Camera ardente
Esistono architetture in cui a dettar legge non sono l’architettura o la città, ma il significato che esse rappresentano. Sono edifici “soli”, dal grande valore collettivo. La memoria ha dato loro una forma dall’espressione unicamente simbolica. La camera ardente è l’ultimo momento di comunione fra i vivi e i morti, un luogo di profondo raccoglimento e silenzio. È uno spazio celebrativo dove l’importante è solo il passato e il ricordo che ha lasciato. Oltre l‘aspetto affettivo, la camera ardente segna anche il trapasso dalla terra al cielo, dalla vita all’eternità.
L’idea proposta è essenziale, immobile. La sua forma primaria trasmette un senso immediato di permanenza, di assoluto. È un valore che resta oltre il trascorrere del tempo e della morte. È una struttura elementare che s’innalza sopra un basamento. La cella ne costituisce la parte centrale, mentre un portico crea l’attimo di transizione necessario fra il luogo religioso e il mondo esterno. È uno spazio introverso, celebrativo, rivolto solamente verso il cielo e l’eterno. La luce zenitale lo identifica e ne stabilisce i limiti terreni. Molto più oscura, silenziosa e riservata è la cripta, un punto d’attesa e preghiera. Tale spazio, nello zoccolo dell’edificio, nega ogni relazione con l’esterno e cerca unicamente l’intimità con la morte.

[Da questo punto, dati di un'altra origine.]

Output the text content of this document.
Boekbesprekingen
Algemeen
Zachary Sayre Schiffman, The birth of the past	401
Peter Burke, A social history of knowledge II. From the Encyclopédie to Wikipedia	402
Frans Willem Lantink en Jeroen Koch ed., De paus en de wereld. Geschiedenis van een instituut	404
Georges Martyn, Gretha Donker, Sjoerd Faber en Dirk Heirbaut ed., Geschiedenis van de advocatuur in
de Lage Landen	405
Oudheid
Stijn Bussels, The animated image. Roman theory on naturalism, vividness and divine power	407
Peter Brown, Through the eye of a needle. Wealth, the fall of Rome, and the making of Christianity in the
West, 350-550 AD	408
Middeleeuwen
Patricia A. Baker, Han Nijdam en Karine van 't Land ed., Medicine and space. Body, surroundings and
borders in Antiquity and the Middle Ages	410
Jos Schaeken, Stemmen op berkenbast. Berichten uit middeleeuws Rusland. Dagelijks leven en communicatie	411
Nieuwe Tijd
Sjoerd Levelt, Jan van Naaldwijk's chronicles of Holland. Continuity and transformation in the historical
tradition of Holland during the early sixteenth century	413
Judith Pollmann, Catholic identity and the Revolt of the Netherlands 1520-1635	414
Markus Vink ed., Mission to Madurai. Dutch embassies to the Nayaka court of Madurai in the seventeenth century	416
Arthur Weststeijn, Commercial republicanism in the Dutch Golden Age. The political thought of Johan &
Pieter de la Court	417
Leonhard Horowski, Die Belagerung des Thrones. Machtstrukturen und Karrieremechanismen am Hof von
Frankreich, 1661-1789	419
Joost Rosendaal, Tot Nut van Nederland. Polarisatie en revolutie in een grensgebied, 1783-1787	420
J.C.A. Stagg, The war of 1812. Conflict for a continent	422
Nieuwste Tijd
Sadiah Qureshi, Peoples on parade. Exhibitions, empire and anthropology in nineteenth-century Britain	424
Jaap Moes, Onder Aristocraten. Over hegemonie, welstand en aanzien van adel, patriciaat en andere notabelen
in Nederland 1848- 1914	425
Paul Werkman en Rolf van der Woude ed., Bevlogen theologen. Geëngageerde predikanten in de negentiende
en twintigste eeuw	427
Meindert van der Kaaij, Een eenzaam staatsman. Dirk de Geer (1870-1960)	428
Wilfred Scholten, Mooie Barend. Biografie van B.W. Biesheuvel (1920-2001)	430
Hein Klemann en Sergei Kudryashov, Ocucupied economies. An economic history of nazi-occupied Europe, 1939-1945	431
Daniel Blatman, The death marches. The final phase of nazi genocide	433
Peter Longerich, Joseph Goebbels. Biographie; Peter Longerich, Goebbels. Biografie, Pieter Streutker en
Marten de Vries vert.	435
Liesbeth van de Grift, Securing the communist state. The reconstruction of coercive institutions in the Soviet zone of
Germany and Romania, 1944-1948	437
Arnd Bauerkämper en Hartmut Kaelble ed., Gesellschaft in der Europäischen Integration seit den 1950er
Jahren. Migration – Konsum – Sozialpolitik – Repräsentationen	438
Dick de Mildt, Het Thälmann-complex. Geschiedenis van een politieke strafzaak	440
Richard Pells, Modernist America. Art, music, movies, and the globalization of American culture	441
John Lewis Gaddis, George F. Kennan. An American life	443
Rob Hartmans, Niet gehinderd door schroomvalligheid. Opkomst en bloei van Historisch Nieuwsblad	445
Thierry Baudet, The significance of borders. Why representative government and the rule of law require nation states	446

Attorno al defunto, parenti e amici, possono commemorare per l’ultima volta il passato. La luce, data da strette feritoie nel muro, è tenue, sommessa. Due scale appartate, fra l’edificio e un muro, conducono alla cripta. I materiali impiegati rispondono all’essenzialità dell’idea e al valore simbolico del contenuto. Il basamento e la struttura sovrapposta sono espressi in calcestruzzo faccia a vista bianco. Pannelli rivestiti di marmo costituiscono le pareti di tamponamento della camera ardente. I pavimenti in pietra naturale e i soffitti disegnati in funzione dello spazio completano l’atmosfera con modestia. La luce resta sempre l’elemento primario, il nesso più profondo con l’assoluto.